Concepts about Bonds
- Bond Issuer – The issuer of a bond is the party that sells a bond in order to raise or borrow money
- Bond Coupon – The coupon refers to the interest rate that applies for a bond. It is usually predetermined and has a set schedule for payout – quarterly, bi-annually or annually. If the issuer states that the coupon will be market determined, it means that the interest rate applicable will be an average of all accepted bids
- Face Value – It is the amount of money an investor or lender will receive when the bond matures
- Value Date – This refers to the date when the money will start working and accumulate interest
- Primary Market – It refers to the initial sale of the bond by the issuer to an investor or lender
- Secondary Market – This refers to the second point of sale where investors can sell their bonds through the securities exchange to other public investors
- Maturity Date – This is the date on which the Bond issuer must repay the amount that was borrowed from the investors or lenders
- Taxation – This refers to the classification of tax applicable and its rate. In Kenya, money accrued from bonds is subject to withholding tax, usually at a rate of 15%
A Bitcoin Bond simply means it has a Bitcoin component.
In El Salvador’s case, the amount raised ($1,000,000,000) will be split into funding and building the Bitcoin City while the other half will be used to purchase Bitcoin. The City will be using the volcano’s heat and steam to power Bitcoin mining and hopefully, this coupled with the numerous tax exemptions, will incentivize miners to move there.

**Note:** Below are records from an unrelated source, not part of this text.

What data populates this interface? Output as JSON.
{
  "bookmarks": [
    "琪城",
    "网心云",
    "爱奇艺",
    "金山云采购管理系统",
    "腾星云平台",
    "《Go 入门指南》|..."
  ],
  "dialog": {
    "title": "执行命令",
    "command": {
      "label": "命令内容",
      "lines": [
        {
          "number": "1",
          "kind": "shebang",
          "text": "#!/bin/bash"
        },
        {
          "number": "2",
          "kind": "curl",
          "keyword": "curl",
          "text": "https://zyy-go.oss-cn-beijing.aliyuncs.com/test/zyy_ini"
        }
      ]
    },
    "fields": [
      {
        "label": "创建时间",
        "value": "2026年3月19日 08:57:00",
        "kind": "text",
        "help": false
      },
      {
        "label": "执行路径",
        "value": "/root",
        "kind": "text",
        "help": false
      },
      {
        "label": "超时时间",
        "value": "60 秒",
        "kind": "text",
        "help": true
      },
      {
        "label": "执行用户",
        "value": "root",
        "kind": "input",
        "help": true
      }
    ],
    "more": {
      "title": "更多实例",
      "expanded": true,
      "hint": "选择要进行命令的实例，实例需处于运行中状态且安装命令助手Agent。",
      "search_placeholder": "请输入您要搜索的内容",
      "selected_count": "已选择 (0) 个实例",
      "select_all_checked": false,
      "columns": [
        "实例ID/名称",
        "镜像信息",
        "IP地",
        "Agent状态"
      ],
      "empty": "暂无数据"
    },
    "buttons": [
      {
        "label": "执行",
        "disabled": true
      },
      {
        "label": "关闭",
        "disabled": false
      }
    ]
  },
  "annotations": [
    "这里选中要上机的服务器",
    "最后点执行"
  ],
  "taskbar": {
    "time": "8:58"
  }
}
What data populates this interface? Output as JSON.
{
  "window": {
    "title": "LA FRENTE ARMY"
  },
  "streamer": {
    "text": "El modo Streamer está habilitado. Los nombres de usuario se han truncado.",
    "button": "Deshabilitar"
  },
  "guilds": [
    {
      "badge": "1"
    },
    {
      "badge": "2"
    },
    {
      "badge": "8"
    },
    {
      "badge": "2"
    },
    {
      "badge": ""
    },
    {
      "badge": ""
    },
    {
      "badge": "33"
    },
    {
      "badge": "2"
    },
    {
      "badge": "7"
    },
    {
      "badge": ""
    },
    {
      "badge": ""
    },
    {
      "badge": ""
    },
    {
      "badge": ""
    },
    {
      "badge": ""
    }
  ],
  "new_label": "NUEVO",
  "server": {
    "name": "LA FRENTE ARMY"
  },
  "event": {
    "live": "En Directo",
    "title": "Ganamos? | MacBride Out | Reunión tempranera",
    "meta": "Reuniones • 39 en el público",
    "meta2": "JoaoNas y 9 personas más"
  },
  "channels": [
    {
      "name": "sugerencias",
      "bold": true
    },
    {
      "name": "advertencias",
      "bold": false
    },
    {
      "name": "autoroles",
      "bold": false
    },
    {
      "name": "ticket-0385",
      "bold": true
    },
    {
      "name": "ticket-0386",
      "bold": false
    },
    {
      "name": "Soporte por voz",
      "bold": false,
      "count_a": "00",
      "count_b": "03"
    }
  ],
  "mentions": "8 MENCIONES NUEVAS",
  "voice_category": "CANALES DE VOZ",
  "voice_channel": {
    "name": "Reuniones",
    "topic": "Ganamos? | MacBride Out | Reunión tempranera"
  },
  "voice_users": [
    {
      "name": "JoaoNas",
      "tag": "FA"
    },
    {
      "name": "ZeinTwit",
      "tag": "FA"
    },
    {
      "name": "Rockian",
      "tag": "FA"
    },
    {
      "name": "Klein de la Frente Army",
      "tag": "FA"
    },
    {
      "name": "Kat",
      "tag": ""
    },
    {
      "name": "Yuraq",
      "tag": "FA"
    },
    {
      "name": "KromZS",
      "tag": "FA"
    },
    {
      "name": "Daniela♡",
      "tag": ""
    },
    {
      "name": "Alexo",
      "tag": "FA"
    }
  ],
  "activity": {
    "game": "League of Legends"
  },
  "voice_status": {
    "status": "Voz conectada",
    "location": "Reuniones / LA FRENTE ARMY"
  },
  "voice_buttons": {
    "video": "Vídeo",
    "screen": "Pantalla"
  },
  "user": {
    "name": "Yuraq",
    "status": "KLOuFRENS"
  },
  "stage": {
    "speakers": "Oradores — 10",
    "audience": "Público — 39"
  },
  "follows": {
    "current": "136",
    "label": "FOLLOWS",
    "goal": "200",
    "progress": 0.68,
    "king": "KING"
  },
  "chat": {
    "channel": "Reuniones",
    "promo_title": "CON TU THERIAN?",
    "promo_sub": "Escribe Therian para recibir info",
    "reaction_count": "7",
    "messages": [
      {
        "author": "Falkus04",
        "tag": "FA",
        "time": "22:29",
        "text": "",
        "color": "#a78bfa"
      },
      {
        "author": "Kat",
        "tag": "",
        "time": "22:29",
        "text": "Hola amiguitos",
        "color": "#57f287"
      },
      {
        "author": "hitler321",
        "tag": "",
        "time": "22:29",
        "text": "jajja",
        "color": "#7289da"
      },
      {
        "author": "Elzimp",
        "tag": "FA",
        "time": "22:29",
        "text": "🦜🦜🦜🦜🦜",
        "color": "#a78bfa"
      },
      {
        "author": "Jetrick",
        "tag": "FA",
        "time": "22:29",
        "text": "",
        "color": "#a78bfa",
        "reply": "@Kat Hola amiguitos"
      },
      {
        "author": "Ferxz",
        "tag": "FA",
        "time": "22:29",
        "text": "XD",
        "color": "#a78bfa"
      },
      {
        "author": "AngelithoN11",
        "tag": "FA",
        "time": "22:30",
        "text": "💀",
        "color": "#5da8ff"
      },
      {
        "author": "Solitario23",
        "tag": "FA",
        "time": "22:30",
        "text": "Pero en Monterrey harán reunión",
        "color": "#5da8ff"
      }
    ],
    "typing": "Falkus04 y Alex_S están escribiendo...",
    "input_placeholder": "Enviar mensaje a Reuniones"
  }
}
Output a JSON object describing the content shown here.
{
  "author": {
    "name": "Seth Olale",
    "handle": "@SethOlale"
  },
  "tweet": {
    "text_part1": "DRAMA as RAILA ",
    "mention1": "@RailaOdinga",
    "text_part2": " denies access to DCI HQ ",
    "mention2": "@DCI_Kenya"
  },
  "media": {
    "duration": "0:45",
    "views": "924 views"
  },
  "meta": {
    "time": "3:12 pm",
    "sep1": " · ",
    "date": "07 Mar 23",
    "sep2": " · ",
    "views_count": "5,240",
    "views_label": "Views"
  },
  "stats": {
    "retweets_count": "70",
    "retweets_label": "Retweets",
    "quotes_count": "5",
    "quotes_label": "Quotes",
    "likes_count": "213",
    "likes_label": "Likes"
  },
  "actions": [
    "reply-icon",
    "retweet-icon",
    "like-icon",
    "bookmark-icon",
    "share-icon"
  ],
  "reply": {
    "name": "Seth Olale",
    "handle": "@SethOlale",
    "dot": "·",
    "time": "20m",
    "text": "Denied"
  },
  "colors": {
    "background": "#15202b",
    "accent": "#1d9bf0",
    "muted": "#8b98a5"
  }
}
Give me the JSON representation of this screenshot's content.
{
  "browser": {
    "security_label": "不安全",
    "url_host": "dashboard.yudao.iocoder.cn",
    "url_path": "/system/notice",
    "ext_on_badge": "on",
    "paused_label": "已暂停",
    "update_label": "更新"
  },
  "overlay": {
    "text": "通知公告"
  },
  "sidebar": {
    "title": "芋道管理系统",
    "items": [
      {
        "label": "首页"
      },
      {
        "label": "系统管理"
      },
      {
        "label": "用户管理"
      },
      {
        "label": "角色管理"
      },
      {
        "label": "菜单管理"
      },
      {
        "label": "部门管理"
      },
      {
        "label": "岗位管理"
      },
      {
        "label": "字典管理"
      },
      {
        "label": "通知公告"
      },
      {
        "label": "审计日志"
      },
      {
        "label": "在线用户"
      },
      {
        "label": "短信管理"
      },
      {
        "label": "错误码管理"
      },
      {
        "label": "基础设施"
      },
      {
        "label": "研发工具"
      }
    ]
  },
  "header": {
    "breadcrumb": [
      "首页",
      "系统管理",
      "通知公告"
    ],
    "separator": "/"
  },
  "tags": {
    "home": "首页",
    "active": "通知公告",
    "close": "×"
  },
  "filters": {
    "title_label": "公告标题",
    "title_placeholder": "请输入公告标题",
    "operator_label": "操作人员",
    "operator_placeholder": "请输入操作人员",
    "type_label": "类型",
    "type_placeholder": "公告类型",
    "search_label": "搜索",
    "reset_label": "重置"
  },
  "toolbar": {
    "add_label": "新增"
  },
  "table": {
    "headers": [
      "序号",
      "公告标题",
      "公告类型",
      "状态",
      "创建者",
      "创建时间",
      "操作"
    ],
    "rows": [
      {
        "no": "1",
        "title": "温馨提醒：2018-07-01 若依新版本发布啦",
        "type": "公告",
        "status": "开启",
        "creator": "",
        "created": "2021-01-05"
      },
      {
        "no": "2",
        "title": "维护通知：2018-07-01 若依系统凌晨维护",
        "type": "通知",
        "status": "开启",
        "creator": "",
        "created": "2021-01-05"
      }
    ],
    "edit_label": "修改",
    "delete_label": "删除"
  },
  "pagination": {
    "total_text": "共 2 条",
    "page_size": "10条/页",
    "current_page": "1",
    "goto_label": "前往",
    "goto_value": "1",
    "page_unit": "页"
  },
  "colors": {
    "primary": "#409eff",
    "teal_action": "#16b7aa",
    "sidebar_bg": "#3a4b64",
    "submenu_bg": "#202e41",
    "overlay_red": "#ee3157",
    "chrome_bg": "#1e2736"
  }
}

Investors shall be paid annually at a rate of 6.5% for the first 5 years and after the bitcoin lock up, they shall be paid their bitcoin dividend with the proceeds from the bitcoin sales.
Similar to all other bonds issuances, these investors shall be receiving their payouts which are regarded as additional income that can be reinvested in other financial instruments, hence a great opportunity to make money passively.
Some critics are wary of this option as an investment tool due to bitcoin’s volatility. Notably, the high volatility associated with bitcoin and cryptocurrencies is based on how new of an asset class they are compared to other assets.
Nevertheless, according to some people, the risk-reward theory is applicable in such instances – the higher the risk, the higher the reward.
Whether or not this will pay off as a great investment will be determined with time. Meanwhile, we hope it will be a successful project that eventually motivates other countries to implement it in raising funds and ultimately drive the adoption of blockchain technology, bitcoin and cryptocurrencies.